Mademoiselle Carynne. Quand ce gamin, dont la taille n'atteignait même pas sa poitrine, l'appelait de ce titre, elle ressentit une légère irritation.
Néanmoins, le prince Lewis acquiesça en entendant la réponse de William.
« C'est possible, aussi. J'ai aussi entendu dire que le chevalier Raymond a une vue si perçante qu'il peut voir à deux kilomètres. Alors peut-être que les mérites du chevalier Raymond sont ce qui a fait craquer mademoiselle Carynne ? Quelqu'un a d'autres guesses ? »
Le stratagème du prince Lewis fonctionnait.

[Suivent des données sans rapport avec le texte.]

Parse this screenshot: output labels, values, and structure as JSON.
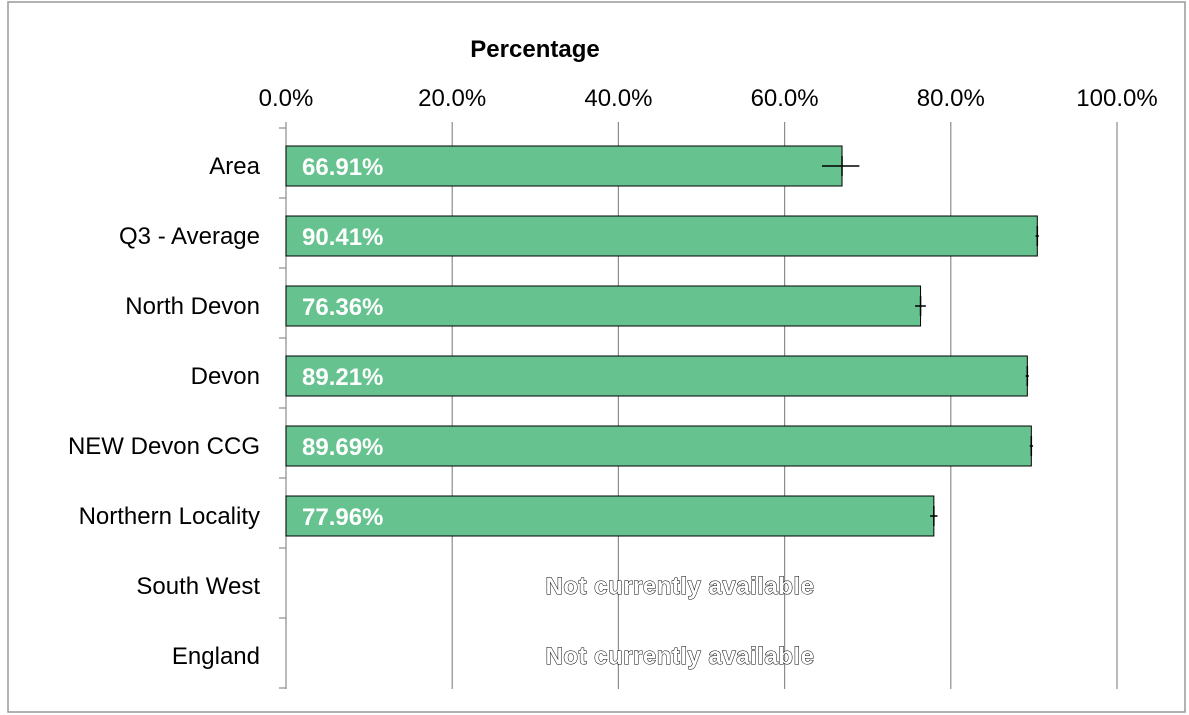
{
  "chart_data": {
    "type": "bar",
    "orientation": "horizontal",
    "xlabel": "Percentage",
    "xlim": [
      0,
      100
    ],
    "x_ticks": [
      "0.0%",
      "20.0%",
      "40.0%",
      "60.0%",
      "80.0%",
      "100.0%"
    ],
    "grid": true,
    "bar_color": "#66c28f",
    "categories": [
      "Area",
      "Q3 - Average",
      "North Devon",
      "Devon",
      "NEW Devon CCG",
      "Northern Locality",
      "South West",
      "England"
    ],
    "values": [
      66.91,
      90.41,
      76.36,
      89.21,
      89.69,
      77.96,
      null,
      null
    ],
    "data_labels": [
      "66.91%",
      "90.41%",
      "76.36%",
      "89.21%",
      "89.69%",
      "77.96%",
      "Not currently available",
      "Not currently available"
    ],
    "error_bars": [
      {
        "low": 64.5,
        "high": 69.0
      },
      {
        "low": 90.2,
        "high": 90.6
      },
      {
        "low": 75.7,
        "high": 77.0
      },
      {
        "low": 89.0,
        "high": 89.4
      },
      {
        "low": 89.5,
        "high": 89.9
      },
      {
        "low": 77.5,
        "high": 78.4
      },
      null,
      null
    ]
  }
}
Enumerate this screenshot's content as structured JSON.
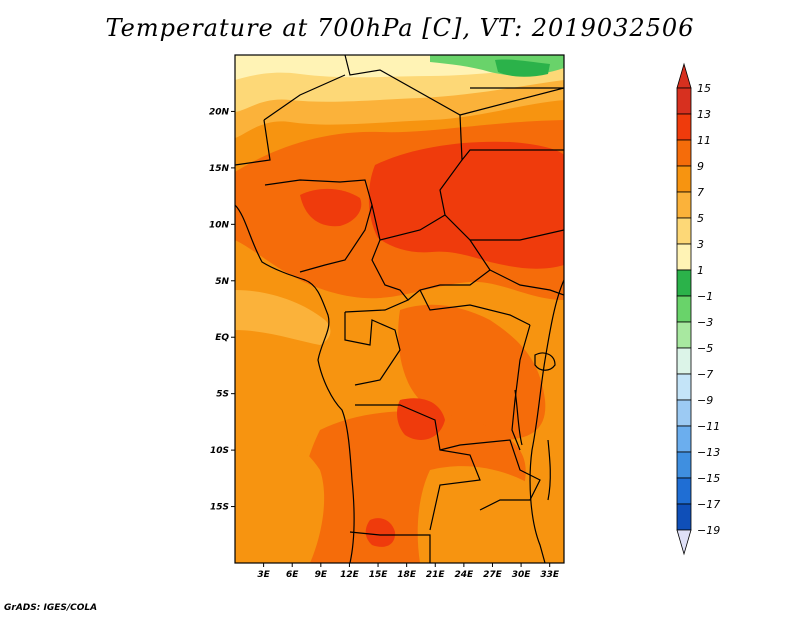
{
  "title": "Temperature at 700hPa [C], VT: 2019032506",
  "footer": "GrADS: IGES/COLA",
  "chart_data": {
    "type": "heatmap",
    "variable": "Temperature at 700hPa",
    "units": "C",
    "valid_time": "2019032506",
    "xlabel": "",
    "ylabel": "",
    "xlim": [
      0,
      34.5
    ],
    "ylim": [
      -20,
      25
    ],
    "x_ticks": [
      {
        "value": 3,
        "label": "3E"
      },
      {
        "value": 6,
        "label": "6E"
      },
      {
        "value": 9,
        "label": "9E"
      },
      {
        "value": 12,
        "label": "12E"
      },
      {
        "value": 15,
        "label": "15E"
      },
      {
        "value": 18,
        "label": "18E"
      },
      {
        "value": 21,
        "label": "21E"
      },
      {
        "value": 24,
        "label": "24E"
      },
      {
        "value": 27,
        "label": "27E"
      },
      {
        "value": 30,
        "label": "30E"
      },
      {
        "value": 33,
        "label": "33E"
      }
    ],
    "y_ticks": [
      {
        "value": 20,
        "label": "20N"
      },
      {
        "value": 15,
        "label": "15N"
      },
      {
        "value": 10,
        "label": "10N"
      },
      {
        "value": 5,
        "label": "5N"
      },
      {
        "value": 0,
        "label": "EQ"
      },
      {
        "value": -5,
        "label": "5S"
      },
      {
        "value": -10,
        "label": "10S"
      },
      {
        "value": -15,
        "label": "15S"
      }
    ],
    "colorbar": {
      "levels": [
        {
          "label": "15",
          "color": "#d7301f"
        },
        {
          "label": "13",
          "color": "#ef3b0c"
        },
        {
          "label": "11",
          "color": "#f56c0a"
        },
        {
          "label": "9",
          "color": "#f79410"
        },
        {
          "label": "7",
          "color": "#fbb23a"
        },
        {
          "label": "5",
          "color": "#fdd877"
        },
        {
          "label": "3",
          "color": "#fff3b5"
        },
        {
          "label": "1",
          "color": "#2bb24a"
        },
        {
          "label": "−1",
          "color": "#69d36a"
        },
        {
          "label": "−3",
          "color": "#a8e8a0"
        },
        {
          "label": "−5",
          "color": "#dcf4e8"
        },
        {
          "label": "−7",
          "color": "#c4e4f8"
        },
        {
          "label": "−9",
          "color": "#9ccaf3"
        },
        {
          "label": "−11",
          "color": "#6baeee"
        },
        {
          "label": "−13",
          "color": "#3f8fe0"
        },
        {
          "label": "−15",
          "color": "#1f6ed4"
        },
        {
          "label": "−17",
          "color": "#0f4fb8"
        },
        {
          "label": "−19",
          "color": "#07297e"
        }
      ],
      "over_color": "#d7301f",
      "under_color": "#dfe0f7"
    }
  }
}
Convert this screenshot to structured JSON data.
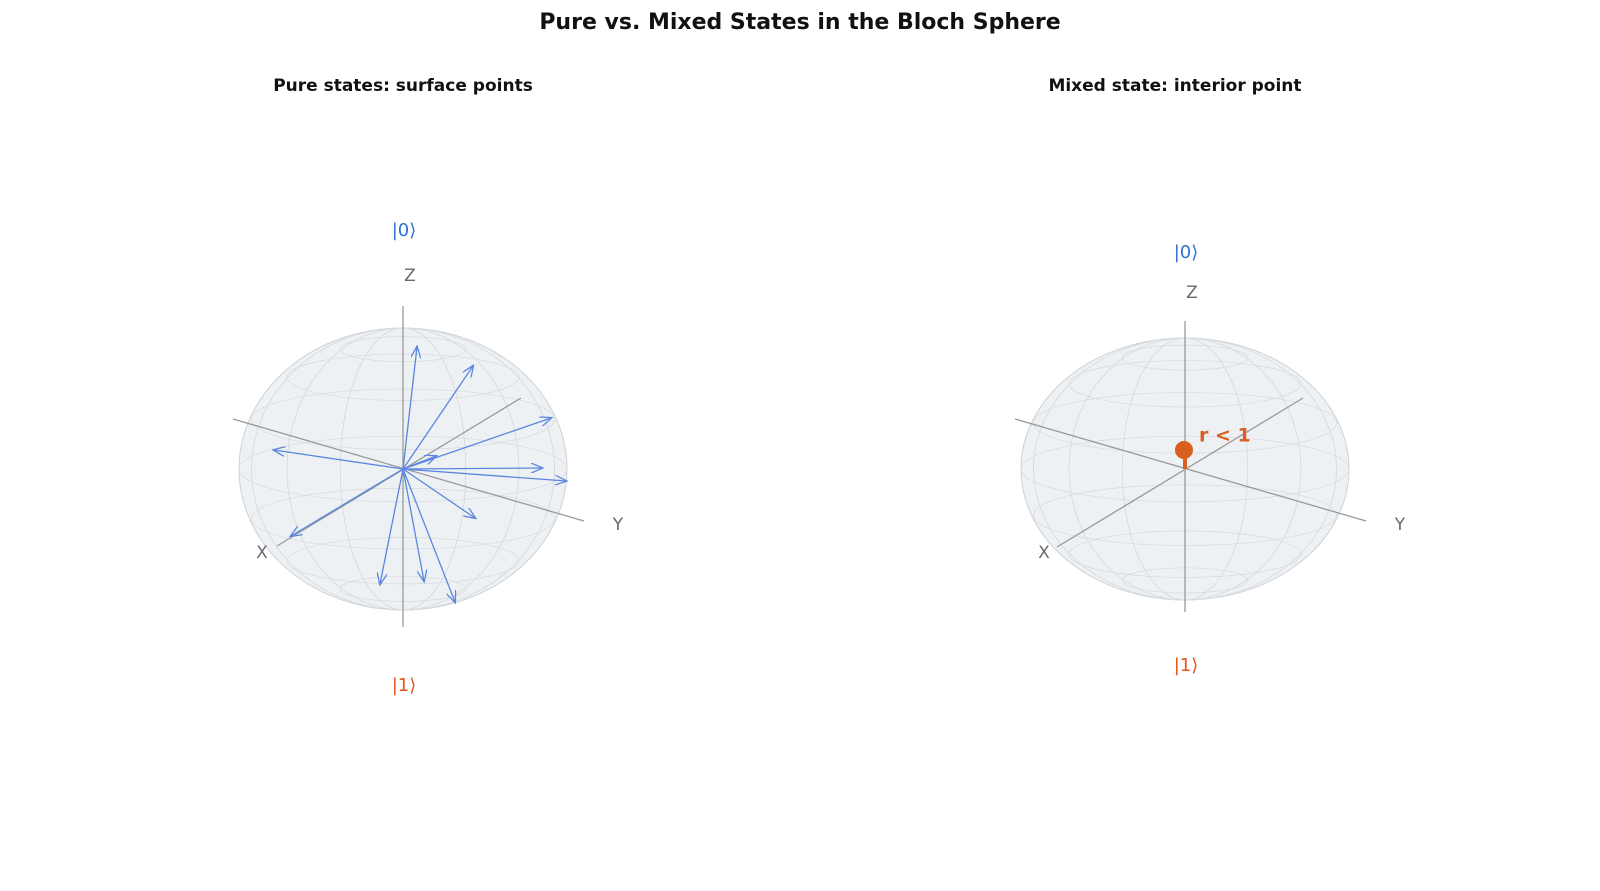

Les garçons étaient plutôt indifférents au conte de Carynne, mais ils écoutaient avec une attention soutenue quand on évoquait les exploits de Raymond. Si Carynne était comme la princesse d'un conte de fées pour les filles, Raymond serait le chevalier d'un conte de fées pour les garçons.
C'est grâce à cela que l'affaire des taux d'intérêt excessifs de Verdic fut immédiatement mise de côté. Lady Lianne parut mécontente du changement de sujet, mais elle rejoignit bientôt la conversation.
« Heu… Est-ce que le chevalier Raymond peut vraiment sauter du sommet de la cathédrale ? »
« Ma maison n'était pas aussi haute que la cathédrale, donc je ne suis pas très sûre. »
Ah, elle le pousserait de là-haut si l'occasion se présentait. Carynne en était décidée. Raymond allait bien après avoir sauté du septième étage. Elle se demandait donc, quelle était sa limite ? S'il tombait d'un endroit plus haut, son crâne se fendrait sûrement, et il mourrait. Raymond arriverait-il encore à atterrir normalement si quelqu'un le poussait dans le dos ?
« Quand même, je ne peux pas m'imaginer qu'il se blesse. »
Carynne envia Raymond. Si elle était aussi forte que Raymond — si elle était correctement armée — Carynne pourrait devenir la tueuse de masse qu'elle voulait être. Elle pourrait juste tuer tout le monde et survivre à la fin. Elle ne tuerait pas seulement les faibles comme les enfants ou les femmes, et elle n'aurait pas à s'épuiser pour le faire.
Fugitivement, elle se demanda si Raymond était en train de loger une balle dans un crâne humain à l'instant même.